The education plan in our area has changed so many times that I’ve stopped listening for updates. I’ve heard it all so far: the teachers union here was lobbying for 100% remote but the state said no. Most of the parents want 100% in-person but there is a conversation developing around a 100% remote backup plan for those who don’t feel that schools are safe. The state pushed the start of school back by a couple weeks so they could have more time to think it through, which is shortening the school year instead of adjusting it. Next, our district administrators proposed a hybrid plan, which is what we expected, but then the question was hybrid how? The plan is five half-days per week for elementary school grades, confined to one classroom. At least, that’s the plan du jour.
It’s awful. All the options are. It sucks for the kids, for working parents, for parents who work in the home, for non-working parents who prefer not to have to homeschool, for people who can’t afford the necessary additional childcare, for the teachers who just want their regular jobs back, for the kids who want their regular lives back. At some point in May, my 8-year-old daughter Freyja sighed with exasperation after her third Zoom call of the day. With her disabilities, the alluring buttons and arrows that kids love to use to change their names and their backgrounds, to mute and unmute, to say silly things in the chat, are hard for her to use. She tries to keep up with her savvier peers and accidentally disconnects, turns her camera off, clicks out of the screen and can’t get it back. “I just want my life back!” she screamed after once such Zoom call, and burst into tears.
It is this child I worry about most. Freyja, who needs so much. Her disabilities are physical and they also affect her learning. She is easily fatigued throughout the school day, in part from having to move so much, and also in part from having to think so much. She receives many services at school; it’s impossible to know which is most important. She needs an aide to help her with her mobility and to help her access the curriculum. Without an aide she can’t focus or retain instructions. She needs extra resources for her academics. She misses a lot of school for doctors’ appointments and hospital stays, so she gets extra tutoring. All of this went by the wayside with distance learning. The one-on-one assistance stopped. She got no tutoring. There was no adult to assist her. That fell to us, and we soon discovered that I can’t work and homeschool at the same time, and that my husband does not have the patience to even try because “homeschooling” for her really meant constant hands-on I.T. assistance more than anything. We had to scale back. She attended the classroom meeting Zooms but not the specials. We made a rule of no more than two Zooms per day, so beyond the classroom morning meeting, she attended the ones that focused on reading and on OT. I ordered workbooks, project boxes, and art supplies. To stop beating myself up about this, I stopped looking at the daily emails with the assignments. Instead we got tutorials from her teachers for a handful of interactive apps she could use on her own. But it wasn’t enough. It was impossible to force her. Unless we wanted raised voices and more tears, there was no point.
She doesn’t find tutoring inspiring. She doesn’t find worksheets engaging. She wants to see her pals, but the stress of Zoom outweighs her willingness to participate.
Instead, she read. She has an app on her iPad that is an entire library of books uploaded on it — illustrations and all — that read them aloud highlighting each line like a karaoke track so she could read along easily. She refused to try most books but listened to the five Dory Fantasmagory books over and over and over. She practiced typing when I wasn’t using my computer, while I hovered to make sure she didn’t press anything dangerous. But both of those devolved into pressing buttons and fingers straying to the camera app, to search engines, to YouTube and Disney+. We found ourselves policing instead of assisting, which nobody liked. After some weeks like this, we hired a college girl also finishing her semester from home to risk her health and ours by coming into our house to help Freyja with her other learning apps, a little math, a lot of playing. We were happy that we weren’t relying on screens all day long to get through. But then COVID stretched on and on.
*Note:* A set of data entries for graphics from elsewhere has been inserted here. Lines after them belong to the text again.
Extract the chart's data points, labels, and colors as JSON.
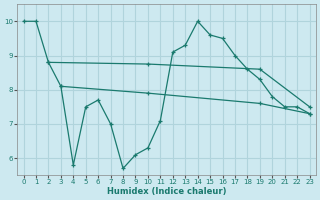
{
  "background_color": "#cde9f0",
  "grid_color": "#b0d4dc",
  "line_color": "#1a7a6e",
  "marker": "+",
  "xlabel": "Humidex (Indice chaleur)",
  "xlim": [
    -0.5,
    23.5
  ],
  "ylim": [
    5.5,
    10.5
  ],
  "yticks": [
    6,
    7,
    8,
    9,
    10
  ],
  "xticks": [
    0,
    1,
    2,
    3,
    4,
    5,
    6,
    7,
    8,
    9,
    10,
    11,
    12,
    13,
    14,
    15,
    16,
    17,
    18,
    19,
    20,
    21,
    22,
    23
  ],
  "lines": [
    {
      "x": [
        0,
        1,
        2,
        3,
        4,
        5,
        6,
        7,
        8,
        9,
        10,
        11,
        12,
        13,
        14,
        15,
        16,
        17,
        18,
        19,
        20,
        21,
        22,
        23
      ],
      "y": [
        10,
        10,
        8.8,
        8.1,
        5.8,
        7.5,
        7.7,
        7.0,
        5.7,
        6.1,
        6.3,
        7.1,
        9.1,
        9.3,
        10.0,
        9.6,
        9.5,
        9.0,
        8.6,
        8.3,
        7.8,
        7.5,
        7.5,
        7.3
      ]
    },
    {
      "x": [
        2,
        10,
        19,
        23
      ],
      "y": [
        8.8,
        8.75,
        8.6,
        7.5
      ]
    },
    {
      "x": [
        3,
        10,
        19,
        23
      ],
      "y": [
        8.1,
        7.9,
        7.6,
        7.3
      ]
    }
  ]
}
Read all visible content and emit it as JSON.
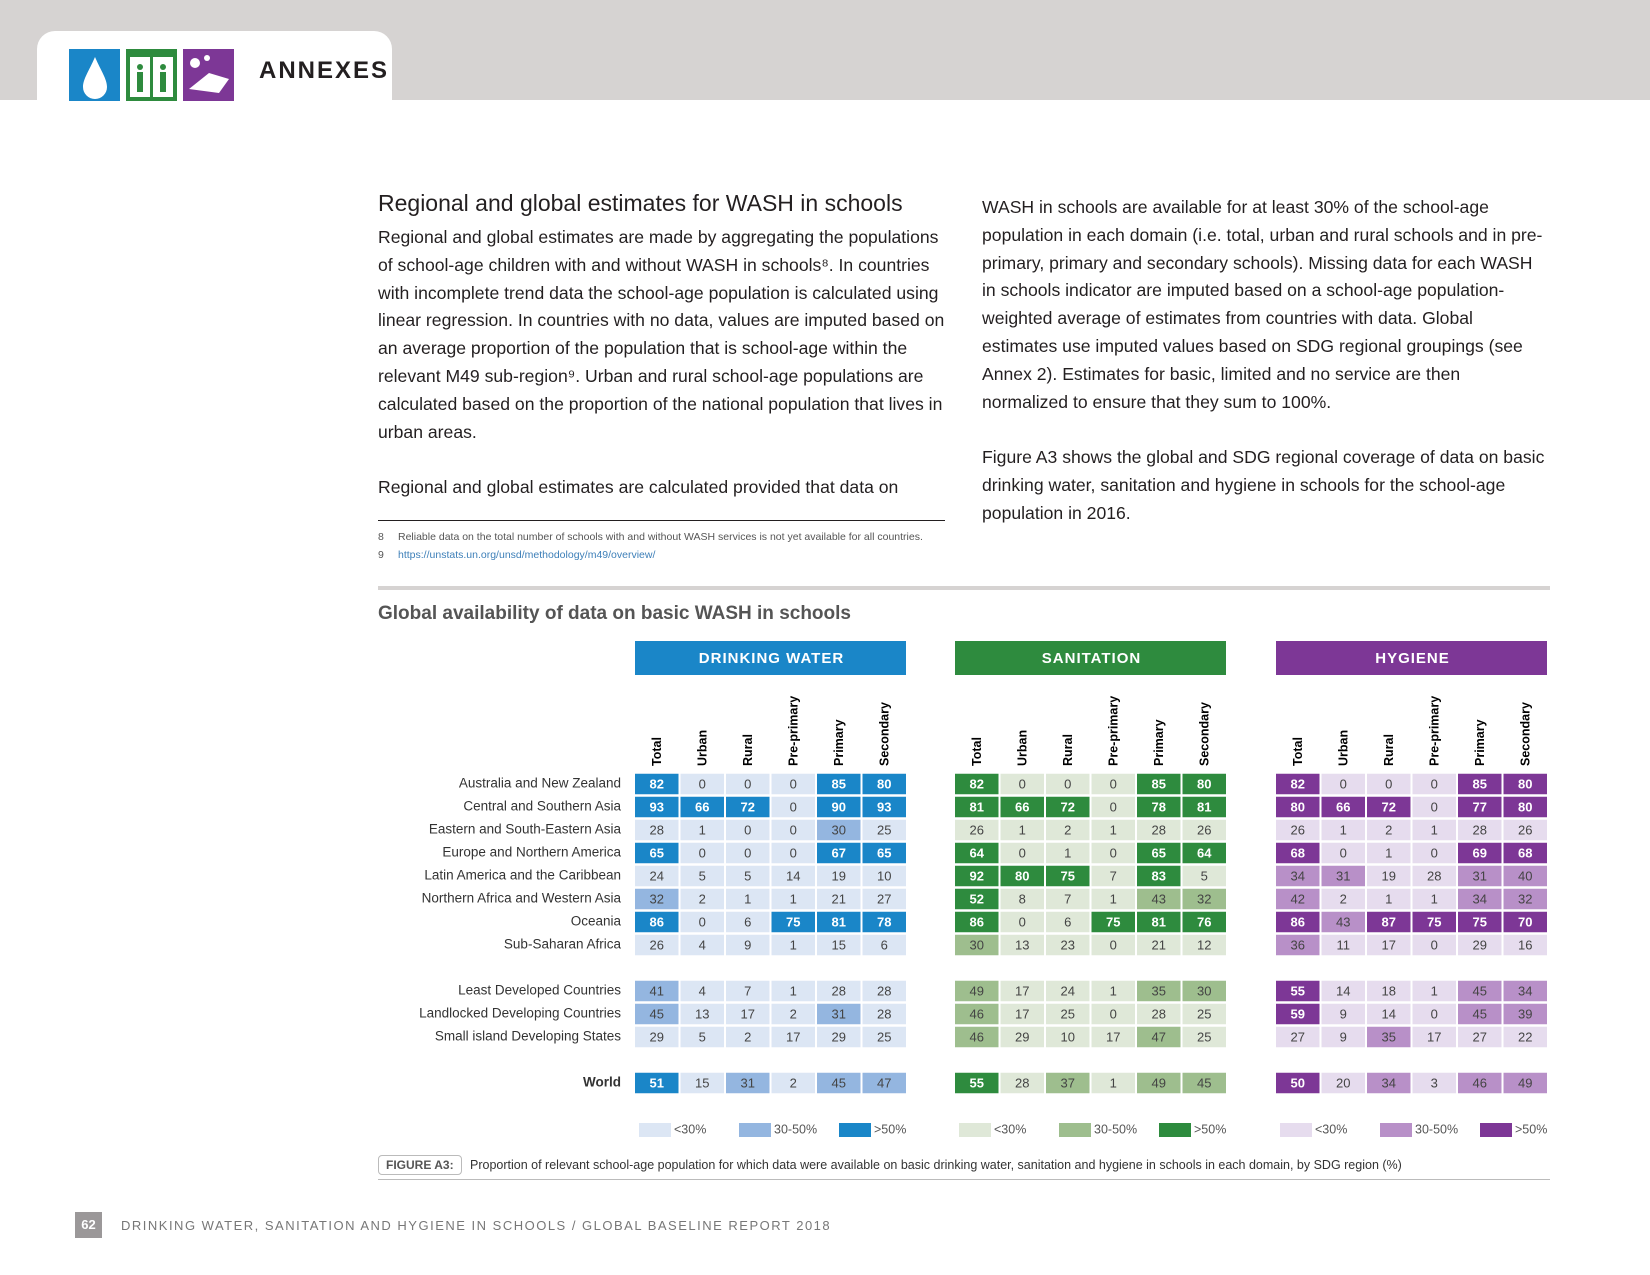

For kids who need special education, the gap between them and general-ed students is always precarious. With this shutdown, the gap will only continue to widen. It takes Freyja longer to acquire new skills even in the best of times. She thrives in an inclusive environment with typically developing learners. She sees them as role models. She looks to to her paraprofessional for reinforcement, instruction, and translation of anything she misses. She doesn’t find tutoring inspiring. She doesn’t find worksheets engaging. She wants to see her pals, but the stress of Zoom outweighs her willingness to participate.
If we return to school for half-days only, she will have intensive instruction for her academic subjects in the morning, and we will have to forget about doing specials remotely at home. If the state provides full day for kids like Freyja or if they provide a one-on-one period in the afternoon, she still misses out on the general education setting and time to connect with her peers, which for all children is critical but for Freyja is imperative. There are no easy solutions. COVID has introduced a setback in her education from which she may never recover.